Inhibition of PI3K/Akt pathway impairs G2/M transition of cell cycle in late developing progenitors of the avian embryo retina

• Published in: PloS one Vol. 8; no. 1; p. e53517
• Main Authors: Ornelas, Isis Moraes, Silva, Thayane Martins, Fragel-Madeira, Lucianne, Ventura, Ana Lucia Marques
• Format: Journal Article
• Language: English
• Published: United States Public Library of Science 02.01.2013; Public Library of Science (PLoS)

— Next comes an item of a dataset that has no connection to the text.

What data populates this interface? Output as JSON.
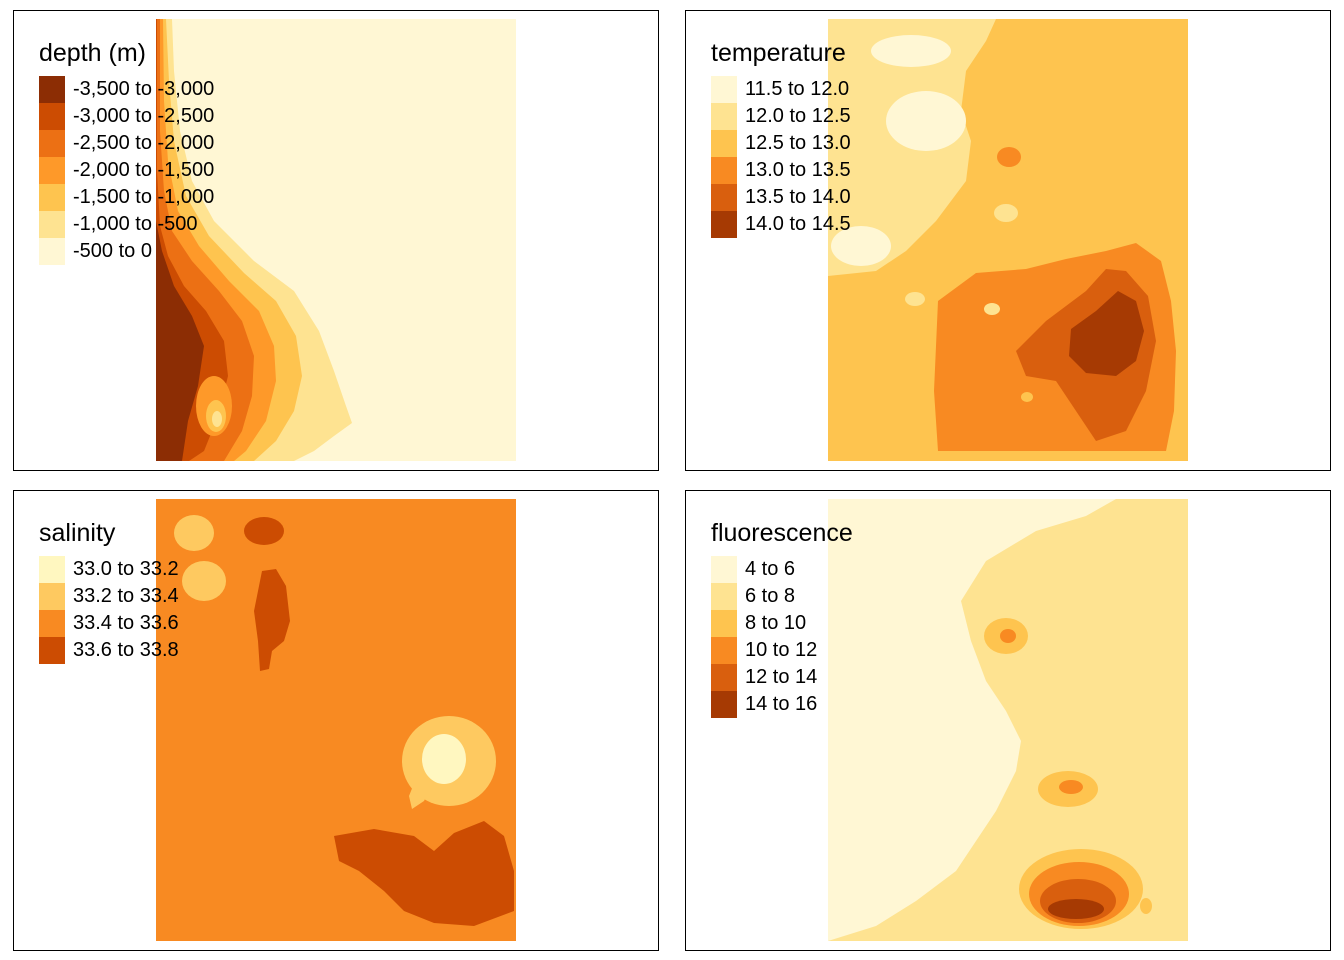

• Subjects: 1-Phosphatidylinositol 3-kinase; AKT protein; Animals; Biology; Cell Cycle; Cell death; Cell Division; Cell growth; Cell Proliferation; Cell survival; Cells, Cultured; Cellular signal transduction; Central nervous system; Chick Embryo; Chromones - pharmacology; Cyclin B1; Cyclin B1 - metabolism; Cyclin-dependent kinases; Explants; G2 Phase; Gene Expression Regulation, Developmental; Histone H3; Histones - metabolism; Immunofluorescence; Kinases; Laboratory animals; Localization; Microscopy, Fluorescence; Mitosis; Morpholines - pharmacology; Neurobiology; Neurosciences; Phase transitions; Phosphatase; Phosphatidylinositol 3-Kinases - metabolism; Phosphorylation; Proteins; Proto-Oncogene Proteins c-akt - metabolism; Retina; Retina - cytology; Retina - embryology; Retina - metabolism; Retinal cells; Signal Transduction; Stem Cells - cytology; Time Factors; Tissues; Ventricle; Brazil; Rio de Janeiro Brazil
• ISSN: 1932-6203; 1932-6203
• DOI: 10.1371/journal.pone.0053517

PI3K/Akt is an important pathway implicated in the proliferation and survival of cells in the CNS. Here we investigated the participation of the PI3K/Akt signal pathway in cell cycle of developing retinal progenitors. Immunofluorescence assays performed in cultures of chick embryo retinal cells and intact tissues revealed the presence of phosphorylated Akt and 4E-BP1 in cells with typical mitotic profiles. Blockade of PI3K activity with the chemical inhibitor LY 294002 (LY) in retinal explants blocked the progression of proliferating cells through G2/M transition, indicated by an expressive increase in the number of cells labeled for phosphorylated histone H3 in the ventricular margin of the retina. No significant level of cell death could be detected at this region. Retinal explants treated with LY for 24 h also showed a significant decrease in the expression of phospho-Akt, phospho-GSK-3 and the hyperphosphorylated form of 4E-BP1. Although no change in the expression of cyclin B1 was detected, a significant decrease in CDK1 expression was noticed after 24 h of LY treatment both in retinal explants and monolayer cultures. Our results suggest that PI3K/Akt is an active pathway during proliferation of retinal progenitors and its activity appears to be required for proper CDK1 expression levels and mitosis progression of these cells.